Once again early futurist designer Norman Bel Geddes appears on this page. His proposal for an ultra modern, long distance passenger coach appeared at a time when the form of a vehicle was less of a statement of marketing intention and more an affirmation of engineering creativity.
In the 1930s railways were reasonably fast and reliable, but locomotives were noisy and dirty, steam powered and prodigious users of only the finest quality coal. The long distance motor coach was seen as a modern alternative. With the building of high-speed autoroutes in Europe and America, designers put strong emphasis on effective aerodynamics and futuristic looks, in this way some great vehicles were created. Vertical rear fins became both a symbol that linked the motor coach to aircraft design, and an aid to straight-line stability at speed.
In the late 1930s and early 40s the famous Greyhound Bus Line in America created a design language that they still used until not long ago to imply the efficiency of a ‘machine for long distance travel’. The look was quite different from that of a tourist bus, bright aluminum corrugations on the exterior surfaces enhanced the streamlined design, the small windows were raked forward to suggest speed, and large front corner radii with exaggerated plan shape completed the futuristic appearance. Greyhound enhanced this modern message with the design of their coach stations, building them in the ‘Streamline Moderne’ style developed by architects such as Gilbert Rohde, Alfred Shaw and Howard Lydecker.
In Germany, Mercedes and Büssing were two manufactures that built dramatic looking autobahn cruising vehicles, in the UK Duple was also a trendsetter. Futurist designers in the US presented fantastic schemes for dramatic trans-continental buses most of which were never going to reach production but challenged contemporary car design.
Today cheap economy class seats on American airlines are called ‘Coach’; this is probably a reflection on how coach or bus travel is now seen in the US — something for the less well of who will not complain too much! Why don’t bus companies offer high quality travel for those who dislike flying or don’t need to save every minute of traveling time?
It is the same with local tourist coaches; darkened windows, double-glazing, and air conditioning, all conspire to separate the traveler from the outside world. You get none of the sights, sounds or smells of the trip, it is only the final destination that seems to matter, not the journey.
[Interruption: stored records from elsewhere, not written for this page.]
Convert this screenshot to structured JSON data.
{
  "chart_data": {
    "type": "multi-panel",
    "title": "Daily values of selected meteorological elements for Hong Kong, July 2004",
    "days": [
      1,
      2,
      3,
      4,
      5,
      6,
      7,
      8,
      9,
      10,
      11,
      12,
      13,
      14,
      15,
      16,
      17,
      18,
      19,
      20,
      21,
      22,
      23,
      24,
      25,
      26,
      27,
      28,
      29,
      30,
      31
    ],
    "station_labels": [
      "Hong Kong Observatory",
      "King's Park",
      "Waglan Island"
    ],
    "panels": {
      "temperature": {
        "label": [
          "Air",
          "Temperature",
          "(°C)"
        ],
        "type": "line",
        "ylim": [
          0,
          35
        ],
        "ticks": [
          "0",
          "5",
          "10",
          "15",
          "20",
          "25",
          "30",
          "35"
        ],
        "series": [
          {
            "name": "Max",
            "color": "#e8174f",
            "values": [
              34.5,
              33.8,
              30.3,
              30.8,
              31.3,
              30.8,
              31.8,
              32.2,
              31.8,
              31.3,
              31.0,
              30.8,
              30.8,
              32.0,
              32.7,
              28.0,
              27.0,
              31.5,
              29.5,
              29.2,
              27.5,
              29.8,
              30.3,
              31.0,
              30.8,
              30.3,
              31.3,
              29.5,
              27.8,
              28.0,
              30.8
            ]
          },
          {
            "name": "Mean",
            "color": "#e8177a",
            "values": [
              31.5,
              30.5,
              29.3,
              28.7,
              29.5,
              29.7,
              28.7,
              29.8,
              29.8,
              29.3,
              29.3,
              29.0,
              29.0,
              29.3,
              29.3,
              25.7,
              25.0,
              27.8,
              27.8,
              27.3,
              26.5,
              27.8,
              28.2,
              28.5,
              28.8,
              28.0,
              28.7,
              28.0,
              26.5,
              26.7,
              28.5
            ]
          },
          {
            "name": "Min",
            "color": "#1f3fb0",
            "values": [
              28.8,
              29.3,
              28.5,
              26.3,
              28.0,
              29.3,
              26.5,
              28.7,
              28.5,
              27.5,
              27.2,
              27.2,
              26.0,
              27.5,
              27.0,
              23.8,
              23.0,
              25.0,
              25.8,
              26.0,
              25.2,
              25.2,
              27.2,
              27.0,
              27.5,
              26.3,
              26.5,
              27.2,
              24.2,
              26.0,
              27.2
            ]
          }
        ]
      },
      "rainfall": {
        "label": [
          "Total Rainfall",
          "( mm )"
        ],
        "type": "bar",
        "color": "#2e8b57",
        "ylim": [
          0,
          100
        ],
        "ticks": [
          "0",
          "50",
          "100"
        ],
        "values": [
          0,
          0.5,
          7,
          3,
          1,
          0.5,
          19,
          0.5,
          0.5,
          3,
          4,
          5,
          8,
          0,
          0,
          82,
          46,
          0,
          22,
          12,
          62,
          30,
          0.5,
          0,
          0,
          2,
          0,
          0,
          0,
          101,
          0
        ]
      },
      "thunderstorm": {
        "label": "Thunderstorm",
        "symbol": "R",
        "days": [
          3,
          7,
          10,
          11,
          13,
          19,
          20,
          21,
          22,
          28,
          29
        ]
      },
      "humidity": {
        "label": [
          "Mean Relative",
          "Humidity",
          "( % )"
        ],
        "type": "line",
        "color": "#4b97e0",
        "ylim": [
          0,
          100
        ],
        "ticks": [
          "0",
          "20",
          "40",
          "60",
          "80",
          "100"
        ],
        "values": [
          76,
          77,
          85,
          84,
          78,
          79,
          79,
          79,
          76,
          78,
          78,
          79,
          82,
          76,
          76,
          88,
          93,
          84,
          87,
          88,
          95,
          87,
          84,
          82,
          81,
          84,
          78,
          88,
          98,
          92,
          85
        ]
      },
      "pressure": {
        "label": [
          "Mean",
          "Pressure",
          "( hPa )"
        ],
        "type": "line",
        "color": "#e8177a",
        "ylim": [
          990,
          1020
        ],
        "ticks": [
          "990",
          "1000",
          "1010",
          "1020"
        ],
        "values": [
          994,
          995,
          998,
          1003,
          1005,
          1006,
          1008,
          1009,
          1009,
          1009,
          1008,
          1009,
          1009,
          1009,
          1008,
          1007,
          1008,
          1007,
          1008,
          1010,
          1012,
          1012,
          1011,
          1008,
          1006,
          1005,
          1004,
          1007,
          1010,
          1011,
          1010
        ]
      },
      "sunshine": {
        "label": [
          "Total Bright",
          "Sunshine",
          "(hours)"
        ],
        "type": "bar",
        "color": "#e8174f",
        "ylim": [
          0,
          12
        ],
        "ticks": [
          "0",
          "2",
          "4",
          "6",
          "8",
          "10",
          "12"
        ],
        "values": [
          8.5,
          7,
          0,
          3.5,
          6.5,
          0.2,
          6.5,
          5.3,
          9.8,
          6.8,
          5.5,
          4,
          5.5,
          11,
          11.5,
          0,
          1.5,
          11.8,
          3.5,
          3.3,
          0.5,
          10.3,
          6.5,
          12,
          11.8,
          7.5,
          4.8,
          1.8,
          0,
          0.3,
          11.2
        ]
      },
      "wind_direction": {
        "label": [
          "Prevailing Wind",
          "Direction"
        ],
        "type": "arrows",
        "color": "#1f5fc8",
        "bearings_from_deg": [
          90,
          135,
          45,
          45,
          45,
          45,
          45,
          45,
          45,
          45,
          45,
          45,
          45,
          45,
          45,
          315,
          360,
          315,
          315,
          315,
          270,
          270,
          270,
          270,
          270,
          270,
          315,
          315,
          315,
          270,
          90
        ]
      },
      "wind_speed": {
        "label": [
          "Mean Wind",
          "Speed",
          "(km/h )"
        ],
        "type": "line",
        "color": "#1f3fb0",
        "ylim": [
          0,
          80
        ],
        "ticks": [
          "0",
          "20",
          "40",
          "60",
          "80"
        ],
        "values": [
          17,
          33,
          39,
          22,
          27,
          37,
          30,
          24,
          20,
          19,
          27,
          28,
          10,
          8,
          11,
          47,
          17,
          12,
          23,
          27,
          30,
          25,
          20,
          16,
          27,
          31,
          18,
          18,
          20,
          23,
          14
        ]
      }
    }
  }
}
Some years ago I worked on a couple of conceptual vehicle designs with good friend Rakesh Chavda. One was for all of the transportation for a resort island near Singapore. We were able to propose all of the infrastructure as well as the vehicles, this felt like a complete design project where environment and hardware were integrated. The other was for a radically different tourist bus, a ‘Mobile Lounge’ that would immerse the passengers in the local culture and environment in a very different way from being cocooned inside a Volvo.